In the introduction of the book “They Say/I Say”: The Moves That Matter in Academic Writing, Gerald Godd and Kathy Birkenstein provide templates designed to structure an essay for someone. Specifically, Graff and Birkenstein argue that the the types of writing templates they offer will allow for a well written paper that holds a clear argument for the reader. As the authors themselves put it, “In our view, then, the best academic writing has one underlying feature: it is deeply engaged in some way with other people’s views.” Although some people believe that it is “possible to argue effectively without being in conversation with someone else,” Graff and Birkenstein insist that doing that “but it leaves out the important fact that in the real world we don’t make arguments without being provoked.” These types of arguments are very complex, and they require a lot of thinking and time.
I agree with their writings. I feel as though that the types of templates they provide are an excellent way to structure essays, and they will help create a strong argument in a paper. These types of templates that they provide will give the reader a clear set of “directions” where he would state his opinion, and analyze the opinion of others as well.
The purpose of chapter one is to discuss the importance of what others are saying as well as your own opinions. Don’t leave any important information out; you don’t want your audience guessing what your work is about.

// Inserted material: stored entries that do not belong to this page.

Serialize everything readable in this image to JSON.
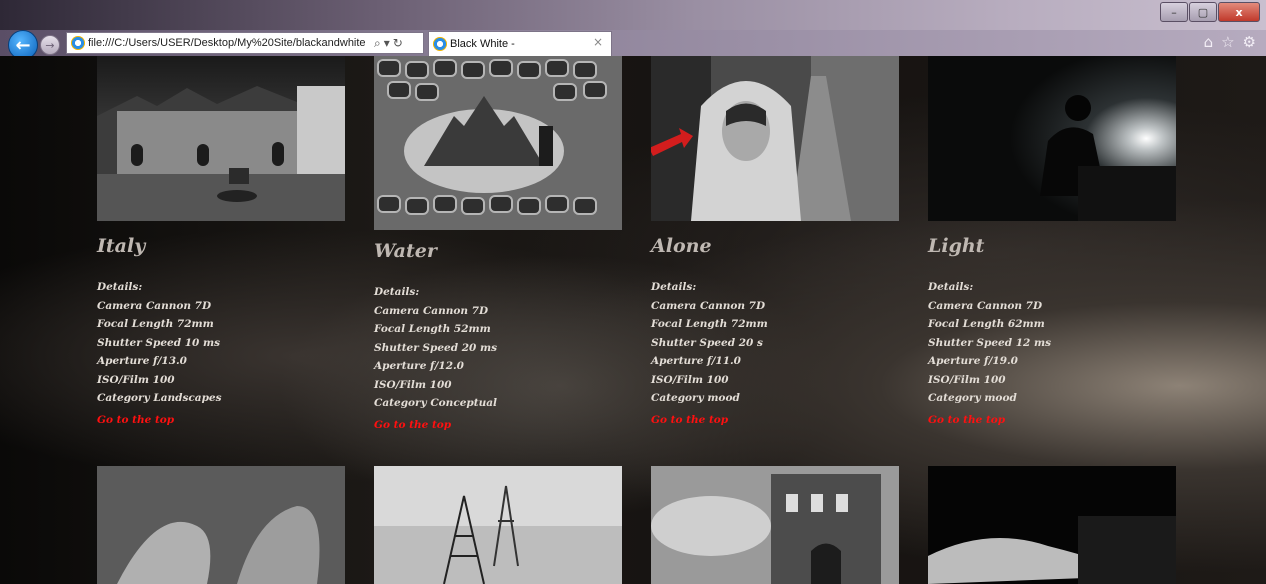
{
  "window": {
    "controls": {
      "minimize": "–",
      "maximize": "▢",
      "close": "x"
    }
  },
  "nav": {
    "address": "file:///C:/Users/USER/Desktop/My%20Site/blackandwhite",
    "tab_title": "Black White -",
    "tab_close": "×",
    "toolbar_icons": [
      "home-icon",
      "star-icon",
      "gear-icon"
    ]
  },
  "gallery": [
    {
      "title": "Italy",
      "details": [
        "Details:",
        "Camera Cannon 7D",
        "Focal Length 72mm",
        "Shutter Speed 10 ms",
        "Aperture f/13.0",
        "ISO/Film 100",
        "Category Landscapes"
      ],
      "link": "Go to the top"
    },
    {
      "title": "Water",
      "details": [
        "Details:",
        "Camera Cannon 7D",
        "Focal Length 52mm",
        "Shutter Speed 20 ms",
        "Aperture f/12.0",
        "ISO/Film 100",
        "Category Conceptual"
      ],
      "link": "Go to the top"
    },
    {
      "title": "Alone",
      "details": [
        "Details:",
        "Camera Cannon 7D",
        "Focal Length 72mm",
        "Shutter Speed 20 s",
        "Aperture f/11.0",
        "ISO/Film 100",
        "Category mood"
      ],
      "link": "Go to the top"
    },
    {
      "title": "Light",
      "details": [
        "Details:",
        "Camera Cannon 7D",
        "Focal Length 62mm",
        "Shutter Speed 12 ms",
        "Aperture f/19.0",
        "ISO/Film 100",
        "Category mood"
      ],
      "link": "Go to the top"
    }
  ],
  "colors": {
    "link": "#ff1010",
    "title": "#bfb8b2",
    "text": "#e3ddd6"
  }
}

If something important is left out of a paper, then it is confusing and is worth nothing, so people need to make sure that people who have no idea what the author is talking about at first can understand the message he is trying to give through his work.
“Remember that you are entering a conversation and therefore need to start with ‘what others are saying,’ as the title of this chapter recommends, and then introduce your own ideas as a response.” (pg 20-21)
“This story illustrates an important lesson; that to give writing the most important thing of all-namely, a point-a writer needs to indicate clearly not only what his or her thesis is, but also what larger conversation that thesis is responding to.” (pg 20)
“The point is to give your readers a quick preview of what is motivating your argument, not to drown them in details right away. ” (pg 21)
I feel as though this depends on the topic that someone is writing about…However, if someone is reading a paper, they want to know what it is about before they read it, or even the first couple of sentences in, so if we talk about the people’s opinions first, what is going to draw the reader in to read more?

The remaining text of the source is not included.